In Roemer v. C.I.R., 716 F.2d 693 (9th Cir. 1983), the Court of Appeals for the Ninth Circuit said:
The relevant distinction that should be made is between personal and nonpersonal injuries, not between physical and nonphysical injuries. I.R.C. § 104(a)(2) states that damages received on account of personal injuries are excludable; it says nothing about physical injuries. "The words of statutes--included revenue acts--should be interpreted where possible in their ordinary everyday senses." Crane v. Commissioner, 331 U.S. 1, 6, 91 L. Ed. 1301, 67 S. Ct. 1047 (1947). The ordinary meaning of a personal injury is not limited to a physical one. Indeed, the Service has long said that certain nonphysical injuries are personal injuries and that all damages received for nonphysical personal injuries are excludable from gross income. Sol.Op. 132, I--1 C.B. 92 (1922) (damages for alienation of affections, defamation of personal character, and surrender of child custody rights are damages for invasion of personal rights and not income).

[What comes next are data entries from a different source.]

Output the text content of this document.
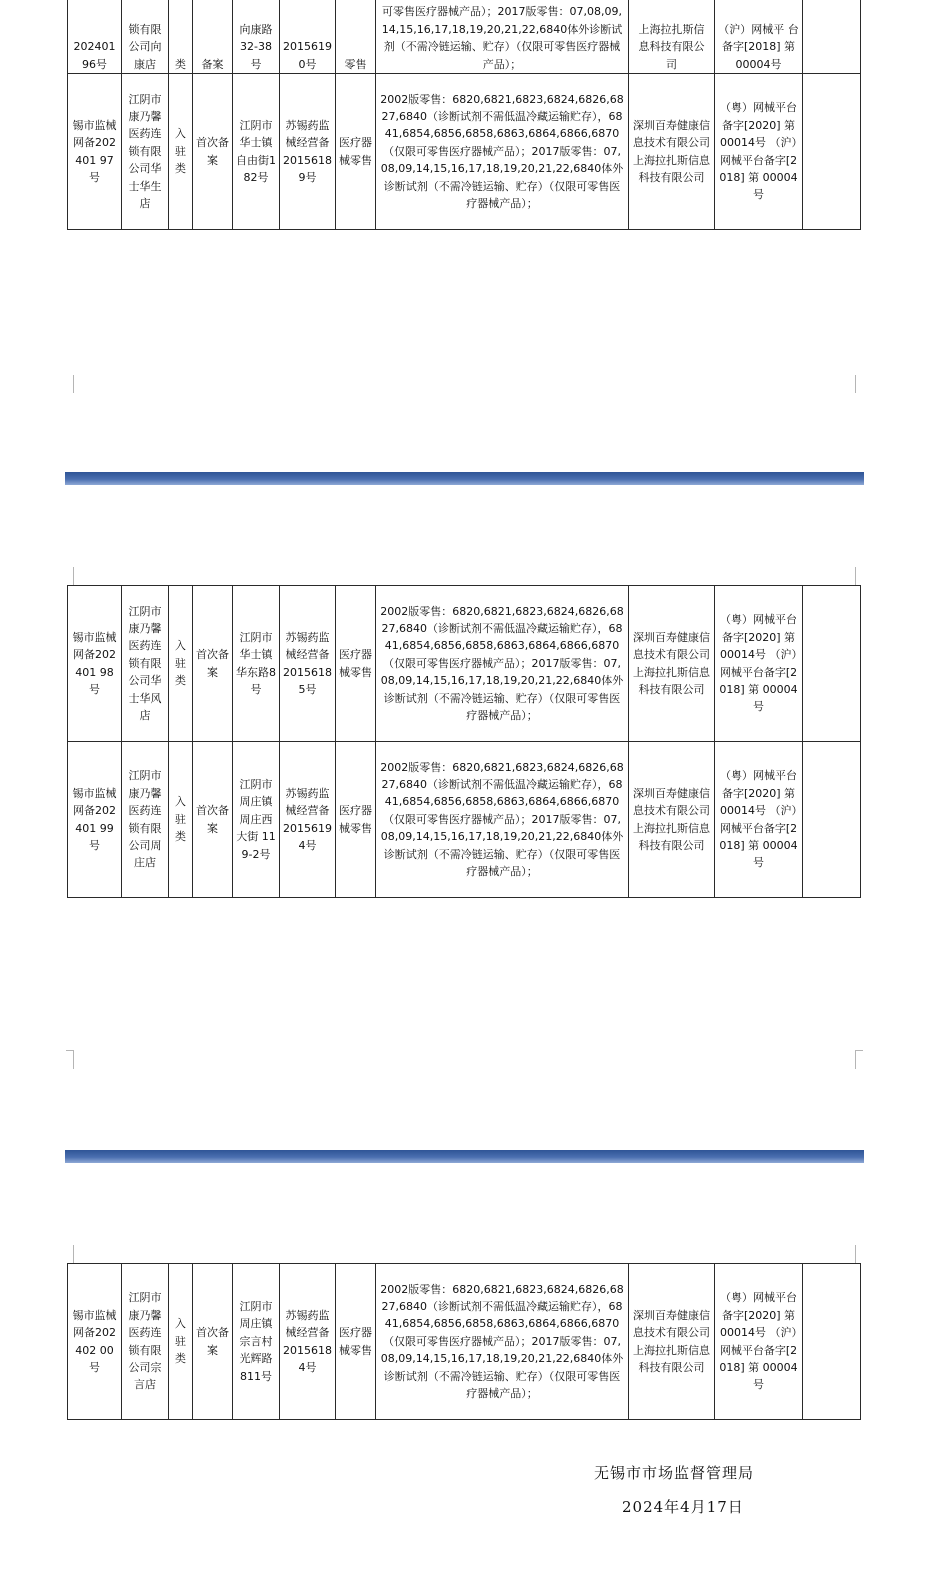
202401 96号	锁有限 公司向 康店	类	备案	向康路 32-38 号	2015619 0号	零售	可零售医疗器械产品）；2017版零售：07,08,09,14,15,16,17,18,19,20,21,22,6840体外诊断试剂（不需冷链运输、贮存）（仅限可零售医疗器械产品）；	上海拉扎斯信 息科技有限公 司	（沪）网械平 台备字[2018] 第 00004号	
锡市监械网备202401 97号	江阴市康乃馨医药连锁有限公司华士华生店	入驻类	首次备案	江阴市华士镇自由街182号	苏锡药监械经营备 2015618 9号	医疗器械零售	2002版零售：6820,6821,6823,6824,6826,6827,6840（诊断试剂不需低温冷藏运输贮存），6841,6854,6856,6858,6863,6864,6866,6870（仅限可零售医疗器械产品）；2017版零售：07,08,09,14,15,16,17,18,19,20,21,22,6840体外诊断试剂（不需冷链运输、贮存）（仅限可零售医疗器械产品）；	深圳百寿健康信息技术有限公司 上海拉扎斯信息科技有限公司	（粤）网械平台备字[2020] 第 00014号 （沪）网械平台备字[2018] 第 00004号	
锡市监械网备202401 98号	江阴市康乃馨医药连锁有限公司华士华风店	入驻类	首次备案	江阴市华士镇华东路8号	苏锡药监械经营备 2015618 5号	医疗器械零售	2002版零售：6820,6821,6823,6824,6826,6827,6840（诊断试剂不需低温冷藏运输贮存），6841,6854,6856,6858,6863,6864,6866,6870（仅限可零售医疗器械产品）；2017版零售：07,08,09,14,15,16,17,18,19,20,21,22,6840体外诊断试剂（不需冷链运输、贮存）（仅限可零售医疗器械产品）；	深圳百寿健康信息技术有限公司 上海拉扎斯信息科技有限公司	（粤）网械平台备字[2020] 第 00014号 （沪）网械平台备字[2018] 第 00004号	
锡市监械网备202401 99号	江阴市康乃馨医药连锁有限公司周庄店	入驻类	首次备案	江阴市周庄镇周庄西大街 119-2号	苏锡药监械经营备 2015619 4号	医疗器械零售	2002版零售：6820,6821,6823,6824,6826,6827,6840（诊断试剂不需低温冷藏运输贮存），6841,6854,6856,6858,6863,6864,6866,6870（仅限可零售医疗器械产品）；2017版零售：07,08,09,14,15,16,17,18,19,20,21,22,6840体外诊断试剂（不需冷链运输、贮存）（仅限可零售医疗器械产品）；	深圳百寿健康信息技术有限公司 上海拉扎斯信息科技有限公司	（粤）网械平台备字[2020] 第 00014号 （沪）网械平台备字[2018] 第 00004号	
锡市监械网备202402 00号	江阴市康乃馨医药连锁有限公司宗言店	入驻类	首次备案	江阴市周庄镇宗言村光辉路 811号	苏锡药监械经营备 2015618 4号	医疗器械零售	2002版零售：6820,6821,6823,6824,6826,6827,6840（诊断试剂不需低温冷藏运输贮存），6841,6854,6856,6858,6863,6864,6866,6870（仅限可零售医疗器械产品）；2017版零售：07,08,09,14,15,16,17,18,19,20,21,22,6840体外诊断试剂（不需冷链运输、贮存）（仅限可零售医疗器械产品）；	深圳百寿健康信息技术有限公司 上海拉扎斯信息科技有限公司	（粤）网械平台备字[2020] 第 00014号 （沪）网械平台备字[2018] 第 00004号	
无锡市市场监督管理局
2024年4月17日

716 F.2d at 697. We are in accord with the views thus expressed. and see Memphis Community School Dist. v. Stachura, U.S. 477 U.S. 299, 106 S. Ct. 2537, 2540, 91 L. Ed. 2d 249 (1986), in which the Court stated that mental anguish and emotional distress are "standard elements of compensatory damages" under § 1983.

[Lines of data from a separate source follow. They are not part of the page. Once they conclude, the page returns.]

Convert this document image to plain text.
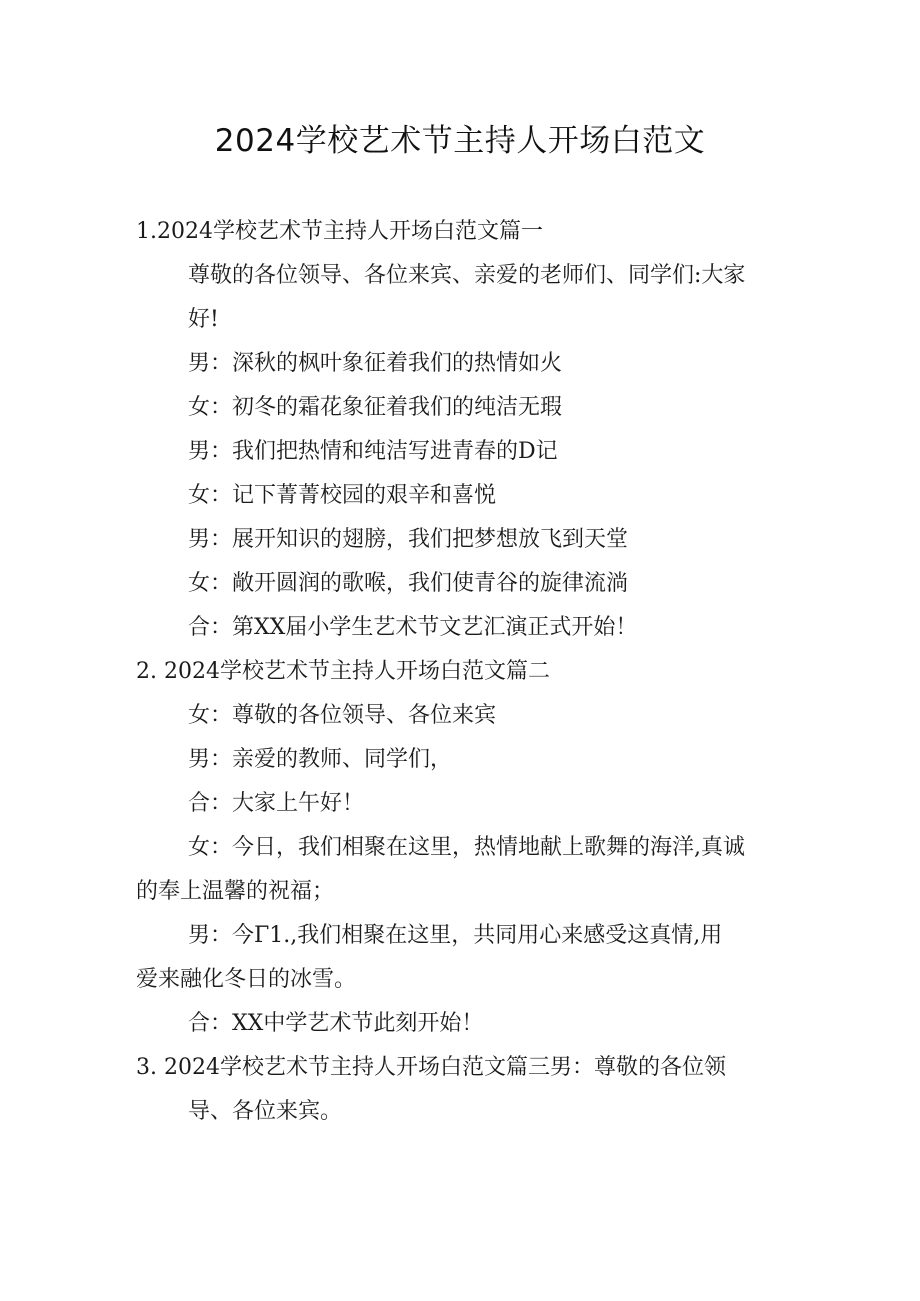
2024学校艺术节主持人开场白范文
1.2024学校艺术节主持人开场白范文篇一
尊敬的各位领导、各位来宾、亲爱的老师们、同学们:大家
好!
男：深秋的枫叶象征着我们的热情如火
女：初冬的霜花象征着我们的纯洁无瑕
男：我们把热情和纯洁写进青春的D记
女：记下菁菁校园的艰辛和喜悦
男：展开知识的翅膀，我们把梦想放飞到天堂
女：敞开圆润的歌喉，我们使青谷的旋律流淌
合：第XX届小学生艺术节文艺汇演正式开始！
2. 2024学校艺术节主持人开场白范文篇二
女：尊敬的各位领导、各位来宾
男：亲爱的教师、同学们，
合：大家上午好！
女：今日，我们相聚在这里，热情地献上歌舞的海洋,真诚
的奉上温馨的祝福；
男：今Γ1.,我们相聚在这里，共同用心来感受这真情,用
爱来融化冬日的冰雪。
合：XX中学艺术节此刻开始！
3. 2024学校艺术节主持人开场白范文篇三男：尊敬的各位领
导、各位来宾。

The Commissioner urges that, nonetheless, since the settlement admittedly included a sum based on the taxpayer's lost wages, that sum represented compensation for lost wages which was not excludable from gross income under section 104(a)(2). We do not agree. For an award of damages for the violation of a constitutional right may be measured in whole or in part by the amount of lost wages. This is possible where, as here, the injury being compensated for is solely the violation of the taxpayer's First Amendment right of free speech, his direct contract claim for lost wages having been decided against him by the court. The amount of his lost wages may be used in computing the amount of damages awarded for the constitutional violation even though an award based directly on the claim of lost wages has been rejected by the court. As was stated by the court in Roemer v. C.I.R., 716 F.2d 693, 699 (9th Cir. 1983):
The nonpersonal consequences of a personal injury, such as a loss of future income, are often the most persuasive means of proving the extent of the injury that was suffered. The personal nature of an injury should not be defined by its effect.
We hold that the Tax Court did not err in deciding that the whole of the damages received by the taxpayer was compensation for personal injuries and, as such, excludable from gross income under section 104(a)(2) of the Internal Revenue Code of 1954.
The decision of the Tax Court will be affirmed.